SURABAYA, iNewsSurabaya.id - Institut Teknologi Bandung (ITB) terus menyisipkan misteri seputar aplikasi Sistem Informasi Rekapitulasi (Sirekap) yang kini menjadi sorotan publik. Kontroversi semakin meruncing ketika Tim Pembela Demokrasi Indonesia (TPDI) melaporkan Rektor ITB kepada Bareskrim Polri terkait pengembangan aplikasi yang semula milik Komisi Pemilihan Umum (KPU) tersebut.
Meski wartawan telah berusaha mendapatkan klarifikasi dari pihak ITB, hingga Sabtu (2/3/2024) petang, institusi tersebut masih bungkam. Alasan seputar hari libur pun dijadikan dalih oleh petugas di Gedung Rektorat ITB.
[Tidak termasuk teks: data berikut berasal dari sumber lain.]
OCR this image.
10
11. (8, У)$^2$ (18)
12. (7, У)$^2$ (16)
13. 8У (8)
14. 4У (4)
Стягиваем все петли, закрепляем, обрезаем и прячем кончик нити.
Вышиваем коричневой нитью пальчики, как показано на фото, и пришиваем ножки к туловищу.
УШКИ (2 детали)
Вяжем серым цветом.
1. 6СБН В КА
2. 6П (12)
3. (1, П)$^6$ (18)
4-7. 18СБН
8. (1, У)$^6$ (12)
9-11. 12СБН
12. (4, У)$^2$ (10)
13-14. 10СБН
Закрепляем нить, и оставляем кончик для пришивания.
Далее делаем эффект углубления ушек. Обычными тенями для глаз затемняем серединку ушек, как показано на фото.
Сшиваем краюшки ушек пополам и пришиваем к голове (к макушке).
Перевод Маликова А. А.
Kepala Biro Komunikasi dan Hubungan Masyarakat ITB, Naomi Haswanto, juga tak memberikan respon meski telah dimintai keterangan baik melalui pesan WhatsApp maupun telepon.
Aplikasi Sirekap, yang awalnya dikembangkan oleh ITB pada tahun 2020, kini menjadi pusat perhatian setelah KPU membuat nota kesepahaman dengan institusi tersebut pada tahun 2021. Proyek pengembangan aplikasi ini, yang dipimpin oleh Wakil Rektor ITB, Gusti Ayu Putri Saptawati, menelan biaya hingga Rp 3,5 miliar.
Namun, proyek tersebut ternyata tidak diketahui oleh banyak civitas akademika ITB. Seorang dosen ITB menyebutkan bahwa sedikit yang mengetahui tentang proyek tersebut, dan yang mengejutkan, tidak ada keterlibatan ahli kecerdasan buatan atau artificial intelligence (AI) dalam pengembangannya.
Dengan dugaan bahwa Sirekap menjadi sumber kekacauan dan kecurangan dalam Pemilu 2024, TPDI akhirnya melaporkan ketua hingga komisioner KPU atas dugaan pelanggaran dalam pemilu tersebut.
Dikutip dari Okezone, Koordinator TPDI, Petrus Selestinus, menegaskan pentingnya langkah Polri untuk menyelidiki kontroversi ini guna memberikan kepastian kepada masyarakat.
Petrus mengatakan, pihaknya meminta Polri untuk memanggil ketua dan komisioner KPU agar dapat dimintai keterangan lantaran diduga melakukan pelanggaran pada tahapan proses dan hasil Pemilu 2024.
"Kita meminta seluruh komisioner KPU didengar karena mereka jadi sorotan publik dari hari ke hari. Kita membaca media Hasyim Asy'ari dan kawan-kawan disebut-sebut sebagai orang yang harus bertanggung jawab terhadap dugaan pelanggaran hasil pilpres," terangnya.
Petrus menegaskan, pihaknya juga meminta agar Rektor ITB dapat menjelaskan kepada publik, apakah benar aplikasi penghitungan suara cepat dalam sistem rekapitulasi online milik KPU itu dikembangkan oleh ITB. Terlebih, banyak kejanggalan dan kesalahan pada penghitungan suara cepat di aplikasi tersebut.
"Kemudian, juga karena disebut-sebut bahwa Sirekap itu adalah hasil kerja sama antara KPU dan ITB, maka rektor ITB perlu didengar juga untuk menjelaskan apakah betul Sirekap yang sekarang jadi perdebatan publik itu produk dari ITB," jelasnya.